1. Untangling the tailbacks: If USC really is a power-running team, it would be nice if they could have one ball carrier step to the front. Thus far, the Trojans have had three different tailbacks as leading rushers. With Marc Tyler limited with a hip-flexor injury in practice last week, it might be another week to shine for fifth-year senior Allen Bradford. Then again, the Cougars may not have anyone fast enough to catch freshman Dillon Baxter.
2. Stopping the bleeding: This Trojan defense has not proven skillful at forcing turnovers and the offense, against Minnesota, looked sloppy with the ball at times. If USC can keep the ball to itself and maybe pry one loose from WSU, it could turn this game into a nice, orderly rout where nobody gets hurt and everybody makes their flights back to L.A.
3. Trusting the twos: If I were Lane Kiffin, I wouldn't have much faith in the second units either. In two of the games, the second-team offense has turned the ball over late in the game. In all three games, the backup defense has yielded a touchdown inside the final three minutes.

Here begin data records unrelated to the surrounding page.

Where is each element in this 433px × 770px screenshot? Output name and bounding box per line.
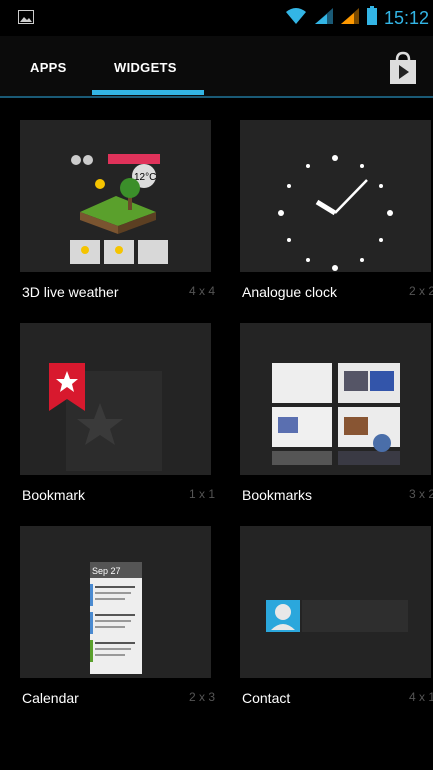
bookmark-icon [49,363,162,471]
contact-preview [266,600,408,632]
tab-apps[interactable]: APPS [30,60,67,75]
bookmarks-grid-preview [272,363,400,465]
widget-contact[interactable]: Contact 4 x 1 [240,526,433,729]
widget-preview [240,526,431,678]
widget-name: 3D live weather [22,284,119,300]
widget-preview [240,120,431,272]
signal-icon [314,7,334,30]
status-bar: 15:12 [0,0,433,36]
widget-name: Bookmark [22,487,86,503]
play-store-button[interactable] [387,50,419,86]
widget-size: 4 x 4 [188,284,215,298]
widget-grid: 12°C 3D live weather 4 x 4 Analogue cloc… [0,98,433,770]
widget-size: 3 x 2 [408,487,433,501]
widget-analogue-clock[interactable]: Analogue clock 2 x 2 [240,120,433,323]
widget-size: 2 x 3 [188,690,215,704]
calendar-date: Sep 27 [92,566,121,576]
widget-size: 4 x 1 [408,690,433,704]
widget-preview [240,323,431,475]
analogue-clock-icon [278,155,393,271]
weather-widget-preview: 12°C [70,154,168,264]
widget-name: Contact [242,690,291,706]
widget-bookmark[interactable]: Bookmark 1 x 1 [20,323,215,526]
active-tab-indicator [92,90,204,95]
tab-widgets[interactable]: WIDGETS [114,60,177,75]
widget-preview: 12°C [20,120,211,272]
status-clock: 15:12 [383,8,429,28]
widget-3d-live-weather[interactable]: 12°C 3D live weather 4 x 4 [20,120,215,323]
widget-name: Calendar [22,690,79,706]
widget-bookmarks[interactable]: Bookmarks 3 x 2 [240,323,433,526]
widget-preview: Sep 27 [20,526,211,678]
widget-name: Bookmarks [242,487,313,503]
battery-icon [366,6,378,31]
shopping-bag-icon [390,51,416,84]
widget-size: 1 x 1 [188,487,215,501]
gallery-notification-icon [18,10,34,29]
widget-size: 2 x 2 [408,284,433,298]
wifi-icon [284,7,308,30]
widget-calendar[interactable]: Sep 27 Calendar 2 x 3 [20,526,215,729]
signal-icon-2 [340,7,360,30]
widget-name: Analogue clock [242,284,337,300]
widget-preview [20,323,211,475]
calendar-preview: Sep 27 [90,562,142,674]
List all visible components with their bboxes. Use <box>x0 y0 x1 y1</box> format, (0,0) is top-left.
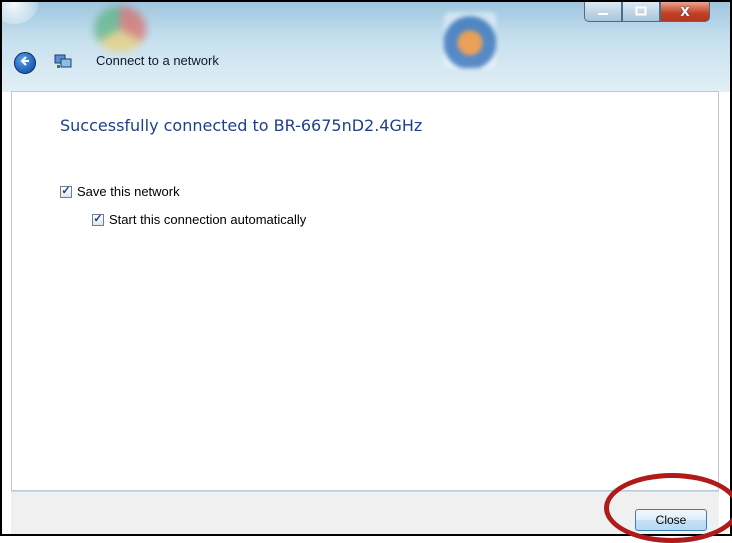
save-network-label: Save this network <box>77 184 180 199</box>
window-controls: X <box>584 2 710 22</box>
network-icon <box>54 53 72 69</box>
minimize-icon <box>597 5 609 19</box>
button-bar: Close <box>11 491 719 534</box>
background-app-icon <box>94 6 146 52</box>
window-title: Connect to a network <box>96 53 219 68</box>
auto-connect-label: Start this connection automatically <box>109 212 307 227</box>
background-document-icon <box>444 12 496 68</box>
back-arrow-icon <box>19 55 31 71</box>
maximize-icon <box>635 5 647 19</box>
save-network-checkbox[interactable]: ✓ <box>60 185 72 198</box>
back-button[interactable] <box>14 52 36 74</box>
close-button[interactable]: Close <box>635 509 707 531</box>
save-network-option[interactable]: ✓ Save this network <box>60 184 180 199</box>
window-close-button[interactable]: X <box>660 2 710 22</box>
minimize-button[interactable] <box>584 2 622 22</box>
glass-highlight <box>2 2 38 24</box>
auto-connect-option[interactable]: ✓ Start this connection automatically <box>92 212 306 227</box>
content-area: Successfully connected to BR-6675nD2.4GH… <box>11 91 719 491</box>
auto-connect-checkbox[interactable]: ✓ <box>92 213 104 226</box>
title-bar: X Connect to a network <box>2 2 730 92</box>
maximize-button[interactable] <box>622 2 660 22</box>
window: X Connect to a network Successfully conn… <box>0 0 732 536</box>
page-heading: Successfully connected to BR-6675nD2.4GH… <box>60 116 423 135</box>
close-icon: X <box>680 4 690 19</box>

That's probably why this week's line opened at USC minus-24, but quickly moved to 21. There's no reason USC shouldn't be able to beat WSU primarily using backups unless, that is, they keep performing as they have been.
4. Kicking the dang ball: This coaching staff apparently thinks it has outsmarted every other football coach in America, because it continually defies the percentages and tries two-point conversions that don't work. The Trojans failed on three of them against Minnesota (see above note, about not covering spreads).
5. Charting the Cougs: In a game like this, you can usually tell early on how the underdog team is treating it. If the Cougars seem tentative and are making conservative play calls, they probably are playing to keep it close. If they're hitting hard on defense and trying some innovative things on offense, they might feel they have a chance at the upset. Talk about a good way to jump-start your program.